Since I’ve lived in four major cities this year, with very different urban plans (or lack of planning), I’ve found it’s best to get the lay of the land quickly. This helps me maximize my time in each place as a “local.” Plus, I get great satisfaction in being able to find my way around like a local. The best kick is when someone asks me for directions!
To better understand my process, I recorded my mental maps over time in Barcelona, Dublin and Amsterdam. As this year progressed, I found I’m not the only person who is interested in recording how they interpret or map their surroundings.
A few weeks ago, I met with Jan Rothuizen, an artist in Amsterdam who creates hand drawn maps and illustrations. As you study his work, you realize he isn’t drawing maps so much as he is recording a memory. He’ll “map” a room or make a “map” with streets, drawing and writing down everything that catches his eye. He records not only what something looks like, but also what is happening around the item, such as things that were said, or particular colors, smells, and how long he stayed to collect the information to make the drawing. Each drawing could be a depiction of a mental map, with all of the information one collects, consciously or subconsciously. His work involves quite a bit of text about a place. I found a correlation between what he was doing and how Lynch describes mental mapping.
I’m fascinated by the subject of mental maps, so I decided to look into it a little deeper.
There are many academic writings about mental mapping, or cognitive mapping, that you’ll find in a Google search. After some digging, I found a very interesting book, The Image of the City, Kevin Lynch, 1960. Lynch went to three cities, Boston, Jersey City, NJ and Los Angeles. He and his team spoke with a small sample of people from each city and asked them to “map” their journeys within the city. He had them draw maps and also describe how they would get from one place to another, giving details about landmarks, streets, shops and general information about an area, for instance, is this area congested? Is it easy to get across this street, do you think area A is connected to area B? He also asked them about social aspects of places – is this a commercial area? What happens here? From this research, he and his team came up with five different attributes for discussing mental navigation and wayfinding. He further explains how the “imageability” of a city, or how well someone can visually recall aspects of a place, affects their mental maps. High imageability, with a lot of distinct features and areas, helps with navigation.

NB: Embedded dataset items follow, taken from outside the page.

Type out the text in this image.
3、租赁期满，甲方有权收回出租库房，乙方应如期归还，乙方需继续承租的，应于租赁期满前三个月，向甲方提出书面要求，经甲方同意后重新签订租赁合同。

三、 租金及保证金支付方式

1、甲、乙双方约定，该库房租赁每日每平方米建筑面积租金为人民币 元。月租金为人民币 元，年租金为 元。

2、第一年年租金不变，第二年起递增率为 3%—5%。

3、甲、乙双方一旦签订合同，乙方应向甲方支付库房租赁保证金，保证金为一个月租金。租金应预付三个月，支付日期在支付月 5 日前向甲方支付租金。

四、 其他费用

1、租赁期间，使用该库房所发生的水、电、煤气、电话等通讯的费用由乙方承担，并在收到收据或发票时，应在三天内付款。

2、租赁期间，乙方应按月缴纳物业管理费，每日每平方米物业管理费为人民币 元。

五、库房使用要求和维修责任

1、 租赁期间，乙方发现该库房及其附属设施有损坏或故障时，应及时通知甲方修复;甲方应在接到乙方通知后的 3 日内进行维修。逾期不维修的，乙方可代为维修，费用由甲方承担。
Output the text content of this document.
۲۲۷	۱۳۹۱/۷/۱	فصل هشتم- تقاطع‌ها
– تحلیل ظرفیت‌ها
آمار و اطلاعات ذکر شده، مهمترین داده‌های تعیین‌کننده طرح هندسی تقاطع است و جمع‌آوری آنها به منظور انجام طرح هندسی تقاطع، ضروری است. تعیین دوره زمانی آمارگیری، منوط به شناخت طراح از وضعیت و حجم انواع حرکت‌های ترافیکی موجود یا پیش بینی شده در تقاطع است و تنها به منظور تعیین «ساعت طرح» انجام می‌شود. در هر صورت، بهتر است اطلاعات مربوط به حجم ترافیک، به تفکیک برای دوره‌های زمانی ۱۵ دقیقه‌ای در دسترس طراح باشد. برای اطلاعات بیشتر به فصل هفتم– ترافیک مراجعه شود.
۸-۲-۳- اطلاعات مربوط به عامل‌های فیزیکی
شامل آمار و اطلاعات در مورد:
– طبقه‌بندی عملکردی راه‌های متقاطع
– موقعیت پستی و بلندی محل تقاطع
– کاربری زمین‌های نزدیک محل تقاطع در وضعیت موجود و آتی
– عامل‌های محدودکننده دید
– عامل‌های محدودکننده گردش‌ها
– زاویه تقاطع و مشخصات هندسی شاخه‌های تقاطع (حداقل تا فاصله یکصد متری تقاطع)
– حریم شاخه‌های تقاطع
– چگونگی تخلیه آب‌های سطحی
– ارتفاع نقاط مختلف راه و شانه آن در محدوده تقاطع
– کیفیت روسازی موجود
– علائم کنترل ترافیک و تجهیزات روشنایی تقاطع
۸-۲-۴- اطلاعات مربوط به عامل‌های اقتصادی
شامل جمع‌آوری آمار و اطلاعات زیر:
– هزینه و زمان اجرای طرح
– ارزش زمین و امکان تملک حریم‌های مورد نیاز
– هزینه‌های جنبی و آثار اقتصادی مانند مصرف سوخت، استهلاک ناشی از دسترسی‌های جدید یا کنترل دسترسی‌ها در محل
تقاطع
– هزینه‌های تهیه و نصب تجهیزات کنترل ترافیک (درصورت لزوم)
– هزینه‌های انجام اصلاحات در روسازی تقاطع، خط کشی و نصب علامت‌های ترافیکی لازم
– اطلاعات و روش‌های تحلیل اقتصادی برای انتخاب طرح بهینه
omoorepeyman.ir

Low imageability results in poor orientation and confusing navigation.
It’s an expansive subject, but for this post, I’ll stick with the basics laid down by Lynch in 1960.
Five attributes of mental maps.
Lynch broke down the maps people made for him into five different attributes: 1) Paths: These are your routine routes that you repeatedly take; 2) Edges: These are the natural or man made linear breaks along travel, such as a river or railroad, that might stop the flow of travel; 3) Districts: These are conceptual areas with common identifying characteristics, like a shopping area, a sprawling college campus or a neighborhood with similar styles of architecture. Districts can be entered and left.; 4) Nodes: These are the junctions or intersections you encounter, where a change in direction may occur or where a decision must be made of where to go next. Again, nodes can be physical or conceptual anchor points; and 5) Landmarks: We all have our unique set of landmarks. These are items that can be identified from your view that you rely upon for navigation. This attribute, along with the idea of a path is the easiest to identify.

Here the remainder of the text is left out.